Seperti toilet yang ada di samping Tunjungan Plaza. Bagi warga sekitar, pedagang ataupun pengunjung yang ingin menggunakannya, harus membawa air sendiri bila ingin pipis di toilet ini.

Darmo, salah satu pedagang yang ada di dekat toilet sekitar Tunjungan Plaza mengatakan yang sering menggunakan toilet ini adalah pedagang, supir ojek online dan terkadang warga atau pengunjung mall yang melintas.

"Lumayan banyak yang pakai toilet itu, kayak pedagang lain, supir ojek online, bahkan juga nggak jarang orang dari mall.
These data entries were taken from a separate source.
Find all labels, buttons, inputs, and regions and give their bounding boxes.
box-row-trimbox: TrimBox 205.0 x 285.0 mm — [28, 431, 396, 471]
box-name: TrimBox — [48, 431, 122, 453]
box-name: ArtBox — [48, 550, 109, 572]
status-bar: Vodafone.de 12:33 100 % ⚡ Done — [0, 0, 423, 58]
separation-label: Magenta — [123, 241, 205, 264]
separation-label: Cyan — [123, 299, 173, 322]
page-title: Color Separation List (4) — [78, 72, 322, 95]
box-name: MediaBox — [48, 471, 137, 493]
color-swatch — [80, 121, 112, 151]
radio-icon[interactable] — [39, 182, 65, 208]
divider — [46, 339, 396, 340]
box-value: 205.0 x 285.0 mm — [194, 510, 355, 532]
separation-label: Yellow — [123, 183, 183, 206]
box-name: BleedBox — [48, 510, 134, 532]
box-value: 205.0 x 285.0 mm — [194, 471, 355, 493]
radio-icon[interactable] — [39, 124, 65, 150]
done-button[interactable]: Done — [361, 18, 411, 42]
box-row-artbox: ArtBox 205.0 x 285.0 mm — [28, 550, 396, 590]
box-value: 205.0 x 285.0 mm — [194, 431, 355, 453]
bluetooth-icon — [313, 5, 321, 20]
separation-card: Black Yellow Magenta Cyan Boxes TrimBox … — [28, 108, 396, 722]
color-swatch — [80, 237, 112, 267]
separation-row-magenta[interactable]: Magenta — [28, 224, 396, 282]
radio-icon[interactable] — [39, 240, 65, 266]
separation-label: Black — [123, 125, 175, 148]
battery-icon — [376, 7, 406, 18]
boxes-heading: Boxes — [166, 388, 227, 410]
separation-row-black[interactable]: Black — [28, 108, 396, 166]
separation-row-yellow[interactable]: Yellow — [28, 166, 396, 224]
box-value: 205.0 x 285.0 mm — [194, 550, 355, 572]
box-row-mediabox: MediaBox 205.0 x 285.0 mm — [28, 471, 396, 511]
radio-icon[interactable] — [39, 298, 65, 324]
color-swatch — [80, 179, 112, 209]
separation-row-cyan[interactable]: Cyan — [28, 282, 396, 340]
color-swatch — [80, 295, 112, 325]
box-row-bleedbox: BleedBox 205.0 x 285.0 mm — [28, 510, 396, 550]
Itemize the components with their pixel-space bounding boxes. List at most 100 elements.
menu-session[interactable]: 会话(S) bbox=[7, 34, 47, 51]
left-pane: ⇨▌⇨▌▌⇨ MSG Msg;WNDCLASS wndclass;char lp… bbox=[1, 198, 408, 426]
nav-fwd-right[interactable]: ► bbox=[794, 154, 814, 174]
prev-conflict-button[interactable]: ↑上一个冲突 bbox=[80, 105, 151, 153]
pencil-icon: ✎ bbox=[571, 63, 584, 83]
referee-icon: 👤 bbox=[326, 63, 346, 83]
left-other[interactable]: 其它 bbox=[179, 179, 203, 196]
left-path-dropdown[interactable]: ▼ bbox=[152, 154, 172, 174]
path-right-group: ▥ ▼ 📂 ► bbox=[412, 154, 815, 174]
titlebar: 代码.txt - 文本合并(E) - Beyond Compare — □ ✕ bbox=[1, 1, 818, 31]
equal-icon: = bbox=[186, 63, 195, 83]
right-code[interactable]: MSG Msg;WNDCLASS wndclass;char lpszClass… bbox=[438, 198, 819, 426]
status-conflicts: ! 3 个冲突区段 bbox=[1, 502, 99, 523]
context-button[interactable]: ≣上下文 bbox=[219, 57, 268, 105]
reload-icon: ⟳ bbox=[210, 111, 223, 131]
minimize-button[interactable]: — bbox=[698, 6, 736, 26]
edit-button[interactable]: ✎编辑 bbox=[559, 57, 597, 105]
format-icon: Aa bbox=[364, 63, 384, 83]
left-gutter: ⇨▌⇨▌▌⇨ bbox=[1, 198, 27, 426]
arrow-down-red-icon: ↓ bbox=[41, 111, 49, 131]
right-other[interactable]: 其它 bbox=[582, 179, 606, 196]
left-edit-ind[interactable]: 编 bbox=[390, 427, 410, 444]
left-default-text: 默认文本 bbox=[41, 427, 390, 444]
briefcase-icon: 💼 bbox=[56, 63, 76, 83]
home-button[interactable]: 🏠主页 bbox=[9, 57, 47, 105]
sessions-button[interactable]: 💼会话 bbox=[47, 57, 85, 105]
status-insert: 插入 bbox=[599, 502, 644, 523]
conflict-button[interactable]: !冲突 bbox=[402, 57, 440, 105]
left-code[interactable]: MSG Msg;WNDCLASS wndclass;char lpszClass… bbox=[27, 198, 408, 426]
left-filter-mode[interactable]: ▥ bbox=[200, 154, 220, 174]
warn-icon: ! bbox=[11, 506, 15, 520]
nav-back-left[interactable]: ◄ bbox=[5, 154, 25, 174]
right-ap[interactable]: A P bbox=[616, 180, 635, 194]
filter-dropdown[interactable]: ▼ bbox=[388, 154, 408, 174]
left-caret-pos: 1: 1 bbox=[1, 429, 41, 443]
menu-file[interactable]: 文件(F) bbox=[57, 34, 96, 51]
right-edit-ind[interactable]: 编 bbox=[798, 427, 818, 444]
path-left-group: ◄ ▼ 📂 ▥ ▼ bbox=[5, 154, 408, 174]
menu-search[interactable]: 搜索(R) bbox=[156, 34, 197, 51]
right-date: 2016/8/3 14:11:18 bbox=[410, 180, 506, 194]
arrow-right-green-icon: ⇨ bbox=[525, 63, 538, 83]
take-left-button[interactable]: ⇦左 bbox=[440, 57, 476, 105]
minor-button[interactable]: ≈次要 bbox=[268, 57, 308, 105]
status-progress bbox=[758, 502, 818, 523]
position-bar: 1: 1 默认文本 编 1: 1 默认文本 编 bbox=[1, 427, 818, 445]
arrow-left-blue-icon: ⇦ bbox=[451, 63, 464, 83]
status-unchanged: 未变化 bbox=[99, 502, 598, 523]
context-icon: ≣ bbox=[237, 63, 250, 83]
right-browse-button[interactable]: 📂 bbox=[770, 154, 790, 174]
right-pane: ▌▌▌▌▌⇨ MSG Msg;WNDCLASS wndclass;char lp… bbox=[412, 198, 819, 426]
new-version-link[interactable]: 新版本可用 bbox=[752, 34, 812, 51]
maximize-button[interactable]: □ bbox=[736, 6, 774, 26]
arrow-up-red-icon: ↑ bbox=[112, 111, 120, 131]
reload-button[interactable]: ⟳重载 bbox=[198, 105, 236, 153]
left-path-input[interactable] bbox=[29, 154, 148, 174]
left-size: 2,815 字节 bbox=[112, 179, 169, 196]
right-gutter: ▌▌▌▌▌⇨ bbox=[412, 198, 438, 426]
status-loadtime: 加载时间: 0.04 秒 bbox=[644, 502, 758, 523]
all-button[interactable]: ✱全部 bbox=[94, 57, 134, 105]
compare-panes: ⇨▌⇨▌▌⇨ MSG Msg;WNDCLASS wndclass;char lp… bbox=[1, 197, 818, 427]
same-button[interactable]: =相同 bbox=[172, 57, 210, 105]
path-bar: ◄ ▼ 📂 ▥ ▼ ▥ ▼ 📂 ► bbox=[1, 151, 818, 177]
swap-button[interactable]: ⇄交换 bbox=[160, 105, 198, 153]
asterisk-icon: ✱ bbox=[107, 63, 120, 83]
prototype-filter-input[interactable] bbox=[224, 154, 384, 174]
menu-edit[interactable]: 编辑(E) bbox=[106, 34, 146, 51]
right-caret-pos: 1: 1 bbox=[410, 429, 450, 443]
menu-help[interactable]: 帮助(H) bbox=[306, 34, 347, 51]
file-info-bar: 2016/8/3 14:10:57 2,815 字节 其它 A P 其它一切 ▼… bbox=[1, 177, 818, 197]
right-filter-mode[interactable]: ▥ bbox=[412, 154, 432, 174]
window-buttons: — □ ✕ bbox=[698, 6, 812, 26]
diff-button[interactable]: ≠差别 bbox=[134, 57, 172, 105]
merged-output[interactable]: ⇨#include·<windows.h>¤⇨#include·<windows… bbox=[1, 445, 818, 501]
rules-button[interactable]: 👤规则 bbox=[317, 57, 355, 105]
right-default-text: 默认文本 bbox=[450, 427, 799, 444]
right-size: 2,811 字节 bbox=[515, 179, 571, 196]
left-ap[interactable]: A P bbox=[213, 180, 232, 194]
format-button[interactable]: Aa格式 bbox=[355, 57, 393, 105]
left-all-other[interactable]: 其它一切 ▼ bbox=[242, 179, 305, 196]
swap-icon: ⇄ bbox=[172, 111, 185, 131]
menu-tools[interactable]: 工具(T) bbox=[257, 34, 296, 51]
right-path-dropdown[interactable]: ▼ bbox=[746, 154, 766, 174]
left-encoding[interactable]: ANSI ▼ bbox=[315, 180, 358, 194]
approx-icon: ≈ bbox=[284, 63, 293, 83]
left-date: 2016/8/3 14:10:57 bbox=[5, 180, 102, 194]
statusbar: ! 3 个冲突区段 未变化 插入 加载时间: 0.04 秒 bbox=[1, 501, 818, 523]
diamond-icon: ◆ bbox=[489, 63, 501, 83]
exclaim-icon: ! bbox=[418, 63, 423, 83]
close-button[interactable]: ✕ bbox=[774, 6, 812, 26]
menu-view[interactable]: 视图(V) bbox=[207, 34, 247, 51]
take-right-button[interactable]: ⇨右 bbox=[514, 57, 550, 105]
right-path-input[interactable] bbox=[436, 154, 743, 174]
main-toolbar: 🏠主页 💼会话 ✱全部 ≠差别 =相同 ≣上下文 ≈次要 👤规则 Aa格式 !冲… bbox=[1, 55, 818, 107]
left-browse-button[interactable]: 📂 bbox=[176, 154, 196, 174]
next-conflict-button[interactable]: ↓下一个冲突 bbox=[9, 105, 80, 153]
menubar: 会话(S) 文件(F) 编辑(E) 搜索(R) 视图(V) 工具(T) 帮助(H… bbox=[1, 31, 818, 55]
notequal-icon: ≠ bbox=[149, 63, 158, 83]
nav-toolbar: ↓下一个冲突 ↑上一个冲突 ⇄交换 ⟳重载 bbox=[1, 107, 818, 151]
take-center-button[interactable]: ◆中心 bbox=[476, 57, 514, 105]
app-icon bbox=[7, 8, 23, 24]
Tapi ya kalo mau kencing di situ harus bawa air sendiri, soalnya di situ gak ada airnya," terang Darmo salah satu pedagang di daerah itu, Sabtu, (2/9/2017).

Bau pesing toilet portable itu sangat menyengat meski hampir setiap pagi petugas kebersihan Pemkot Surabaya telah membersihkan toilet tersebut. "Tiap pagi dibersihkan kok toiletnya sama Pemkot, tapi gak tau lagi kalo baunya masih pesing," ungkapnya.

Tulisan 'Toilet Kering' terpasang di setiap toilet tersebut, di pintu depan juga terdapat tulisan Toilet beserta Dinas Kebersihan & Pertamanan. Toilet duduk yang kotor, tempat cuci tangan yang juga tak kalah kotor menghiasi isi di dalam toilet ini.

Akibat kondisi toilet portable yang memprihatinkan, membuat para pengunjung enggan membuang air kecil di toilet tersebut. "Baunya pesing, nggak ada air. Mending kencing di Toilet umum Kantor Pos meskipun harus bayar," terang Arga.

Beberapa pedagang yang ada di sekitar sebenarnya senang akan adanya toilet itu, karena bagi mereka yang berpenghasilan kecukupan tidak perlu merogoh kocek lagi untuk membayar ketika menggunakan toilet.

Mereka berharap agar Pemkot bisa memperhatikan dengan baik toilet-toilet itu, supaya masyarakat bisa menggunakannya dengan baik.